FSRA cyber survey exposes financial sector’s weak links

cyber

The Financial Services Regulatory Authority’s Financial and Cybercrime Prevention department has published the results of a wide-ranging cyber risk management survey, revealing significant gaps in how regulated firms in Abu Dhabi Global Market approach cybersecurity governance, asset management, and incident response.

According to ACA Group, conducted in Q3 2025, the survey was distributed to 315 FSRA-regulated firms and achieved an 83% response rate, with 263 firms contributing data on their governance structures, technical controls, and overall cyber resilience.

ACA Group recently detailed what the FSRA’s cyber risk survey reveals about financial sector readiness in 2026.

The publication was deliberately timed. With the FSRA’s new Cyber Risk Management Rules having come into force on 31 January 2026, the findings serve simultaneously as a readiness benchmark and a regulatory signal — a clear-eyed view of where the sector stands and where it continues to fall short.

Governance gaps remain at the foundation

The survey’s first area of focus assessed the governance frameworks underpinning firms’ cybersecurity programmes. The FSRA expects firms to maintain a formally documented, board-approved cyber risk management framework, supported by active board-level representation and clearly assigned operational responsibilities. The authority’s emphasis on the latter is pointed: ambiguity in accountability rarely becomes apparent under normal operating conditions. It becomes apparent during a cyber incident, when clarity of ownership is the difference between containment and escalation.

Asset visibility and third-party risk are persistent blind spots

The second focus area covers cyber risk assessments, IT asset classification, vulnerability management, and third-party risk. The survey found that without a complete, up-to-date inventory of information and communications technology assets — classified by criticality and sensitivity — firms are making resource allocation decisions in the dark. The FSRA notes that unidentified assets and unpatched vulnerabilities remain among the most exploited attack vectors in the financial sector.

Third-party cyber risk attracted particular scrutiny. Many firms, the survey suggests, are failing to formalise cybersecurity expectations within vendor relationships. Service provider agreements should include explicit cyber incident reporting requirements, clearly defined cybersecurity standards, and be subject to ongoing compliance monitoring rather than assumed adherence.
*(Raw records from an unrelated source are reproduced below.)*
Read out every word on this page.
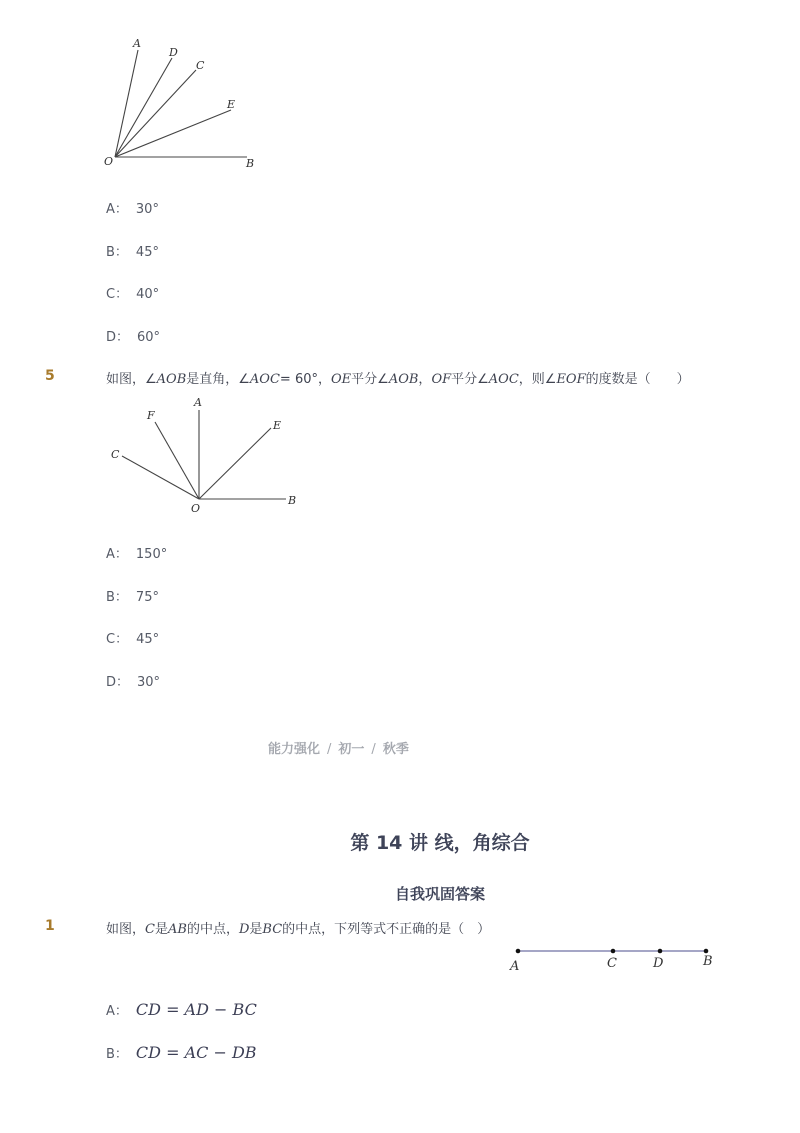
A
D
C
E
O	B
A： 30°
B： 45°
C： 40°
D： 60°
5	如图，∠AOB是直角，∠AOC= 60°，OE平分∠AOB，OF平分∠AOC，则∠EOF的度数是（　　）
A
F
E
C
O
B
A： 150°
B： 75°
C： 45°
D： 30°
能力强化 / 初一 / 秋季
第 14 讲 线，角综合
自我巩固答案
1	如图，C是AB的中点，D是BC的中点，下列等式不正确的是（　）
A	C	D	B
A： CD = AD − BC
B： CD = AC − DB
The FSRA is unambiguous on this point: outsourcing a function does not reduce a firm’s obligations to the regulator.

Training, threat intelligence, and technical controls

The third assessed area covers the day-to-day operational fabric of a firm’s defences. On security awareness training, the FSRA positions employees as a first line of defence against social engineering attacks — and an undertrained workforce as a vulnerability that sophisticated technical controls cannot compensate for. On threat intelligence, firms are expected to actively participate in intelligence-sharing communities and ensure insights are integrated into internal processes rather than siloed. On technical controls, while basic measures such as multi-factor authentication and anti-malware solutions are widely adopted, more advanced controls show lower uptake — an outcome the FSRA acknowledges reflects proportionality principles, though identity and access management remains a firm expectation across the board.

Monitoring and adversarial testing adoption remains limited

The fourth focus area revealed that limited adoption of advanced testing methodologies is leaving firms with blind spots in their threat detection capabilities. The FSRA draws a clear distinction based on organisational complexity: larger, more complex firms are expected to employ penetration testing, red teaming, and other exercises that simulate real-world attack scenarios. For those firms, these are not optional enhancements — they are expected capabilities. Structured logging and monitoring, meanwhile, are essential to detecting incidents as they occur; without them, breaches can go undetected for extended periods with significantly amplified consequences.

Incident response plans mean little without testing

The fifth and final area assessed whether firms have formal cyber incident response plans in place and, critically, whether those plans are being tested. The FSRA’s findings are direct: a plan that has never been exercised is unlikely to perform as expected when a real incident occurs. The regulator expects incident response frameworks to be supported by regular simulation exercises and post-incident reviews to drive continuous improvement. Firms with well-tested response procedures will contain incidents faster, recover more effectively, and be better positioned to meet the FSRA’s 24-hour notification requirement for material cyber incidents.

The findings reveal a systemic integration problem

The five areas assessed by the survey are not independent workstreams, and the FSRA’s findings suggest that many firms are treating them as though they are. In practice, they function as a chain. Effective monitoring depends on what is being monitored — and if IT asset inventories are incomplete, monitoring programmes carry built-in blind spots from the outset. Penetration testing findings cannot be acted upon quickly without the clearly defined roles demanded by sound governance frameworks. Security awareness training directly affects how incident response plans perform in the field. Threat intelligence, properly integrated, should be feeding directly into risk assessments and vulnerability prioritisation.

The FSRA’s underlying intent is not to produce firms that can demonstrate compliance across five discrete categories. It is to produce firms with fully integrated, resilient cybersecurity programmes. The survey findings suggest that meaningful progress has been made in individual areas — but that the connective tissue binding those areas together remains underdeveloped across much of the sector.